Les effets d'une formation initiale moins rémunérée durant quelques années

Le coût d'une formation plus longue a-t-il eu des effets aussi ? La chercheuse rappelle qu'entre 1989 et jusqu'en 2010, les enseignants du primaire et la plupart des enseignants du secondaire étaient recrutés au niveau licence, recevaient une formation d'un an mêlant deux tiers du temps d'apprentissage théorique en IUFM et un tiers du temps de pratique en établissement scolaire, année qui était rémunérée à temps plein. Depuis 2012, les candidats doivent suivre un master, mais entre 2011 et 2013, les lauréats du concours enseignaient à temps plein dès la rentrée scolaire qui suivaient leur recrutement, et recevaient en parallèle une formation théorique, mais sur un tiers temps supplémentaire qui n'était alors pas rémunéré. C'était d'ailleurs l'un des objectifs de la réforme, note Mélina Hillion : "réduire la dépense publique en ne rémunérant plus la formation initiale".

Cet effet financier sur le nombre de candidatures semble réel puisque un assouplissement de la réforme en 2014 semble avoir influé sur cette baisse. Depuis 2014, où les candidats sont autorisés à passer le concours dès la première année de master et où la formation initiale (deuxième année de master MEEF) passe à deux périodes équivalentes d'apprentissage théorique et d'enseignement mais rémunérées à nouveau à temps plein, la baisse des candidats se fait moins sévère (40 % de moins entre 2014 et 2017 alors que la diminution du nombre de candidats était de l'ordre de 50 % entre 2011 et 2013). Ils sont aussi plus nombreux à s'inscrire dès le M1 (53,7 %) qu'entre 2011 et 2013 (42 %).

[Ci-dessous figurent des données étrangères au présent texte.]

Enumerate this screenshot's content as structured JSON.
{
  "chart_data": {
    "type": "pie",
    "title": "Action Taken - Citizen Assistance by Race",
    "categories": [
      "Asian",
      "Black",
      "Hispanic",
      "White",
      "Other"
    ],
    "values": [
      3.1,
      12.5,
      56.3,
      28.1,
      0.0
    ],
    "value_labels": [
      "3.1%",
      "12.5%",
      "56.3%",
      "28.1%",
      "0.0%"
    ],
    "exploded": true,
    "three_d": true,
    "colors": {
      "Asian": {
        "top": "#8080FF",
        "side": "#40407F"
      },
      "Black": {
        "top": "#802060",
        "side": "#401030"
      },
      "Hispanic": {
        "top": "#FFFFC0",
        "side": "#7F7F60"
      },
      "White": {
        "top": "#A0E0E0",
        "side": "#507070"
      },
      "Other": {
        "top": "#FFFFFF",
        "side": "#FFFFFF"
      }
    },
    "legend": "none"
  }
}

Baisse du niveau au concours mais pas des compétences observées en inspection

Alors que c'était l'un des objectifs de la réforme, la chercheuse note aussi une diminution "significative" des notes des enseignants aux épreuves écrites des concours après l'introduction de la réforme. La Cour des comptes expliquait d'ailleurs dans son rapport de mars 2018 que les jurys de sélection avaient renoncé à pourvoir tous les postes ouverts au concours lorsque le niveau des candidats était jugé trop bas. Baisse qui n'est pas constatée en revanche au niveau des évaluations d'inspection pédagogique.

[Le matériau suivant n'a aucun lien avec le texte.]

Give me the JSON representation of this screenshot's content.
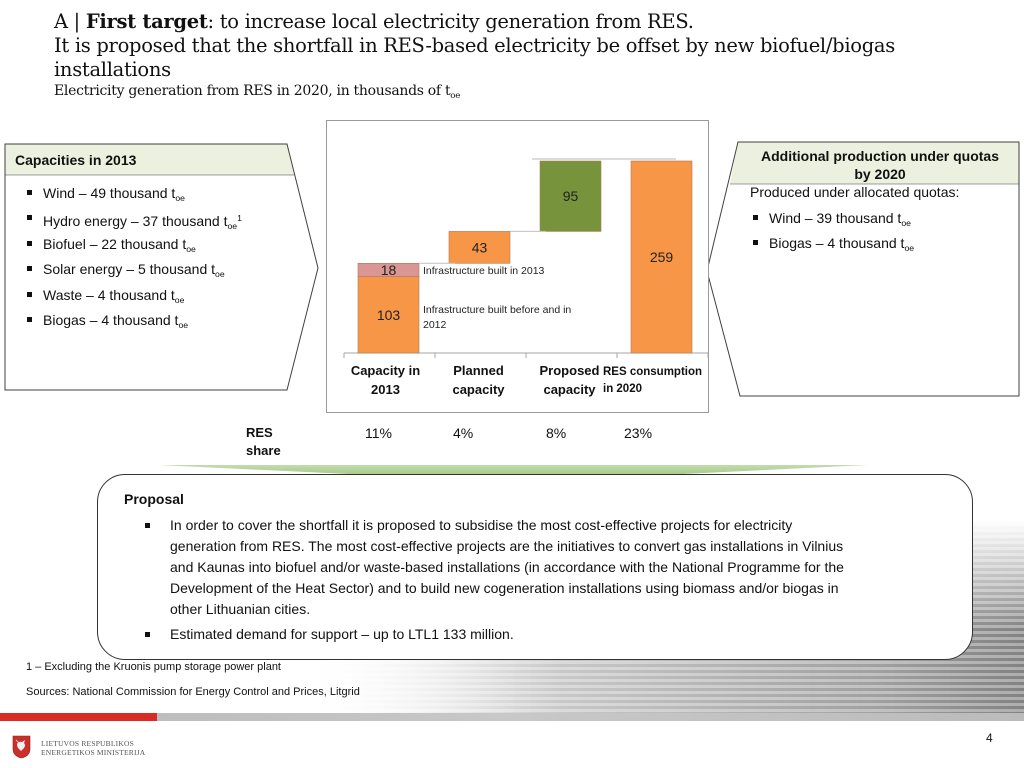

"L'augmentation du niveau des diplômes des enseignants n'est pas un problème en soi", conclut néanmoins la doctorante, même si, alors que "certains acteurs et observateurs du système éducatif considèrent que la hausse du niveau de qualification des enseignants permet d'assurer l'excellence de la profession", "aucune étude n'a jamais démontré de lien de causalité entre le niveau du diplôme et la qualité de l'enseignement". Celle-ci s'interroge sur l'opportunité qu'il pourrait y avoir à réintroduire le recrutement au niveau de la licence (recommandé d'ailleurs par la Cour des Comptes). Pour elle, cette réforme "montre avant tout un manque de réflexion sur le contexte et les modalités de sa mise en œuvre", "sur la rémunération, les conditions de travail et, plus généralement, sur les facteurs d'attractivité de la profession".

En 2018, en France, il manquait 586 enseignants pour les écoles primaires des académies de Créteil et Versailles (et 599 en 2017). Pour combler le manque d'enseignants dans ces deux académies, le ministère a été obligé de programmer un second concours. La crise de la vocation s'étend au secondaire. En septembre 2018, il manquait 103 professeurs de français, 115 professeurs de mathématiques et 124 professeurs d'allemand.

Aujourd'hui, le niveau master est requis pour enseigner dans un nombre croissant de pays européens (en 2013, 12 l'exigeaient pour l'enseignement primaire et 16 pour le secondaire, selon des données 2014 de la Commission européenne).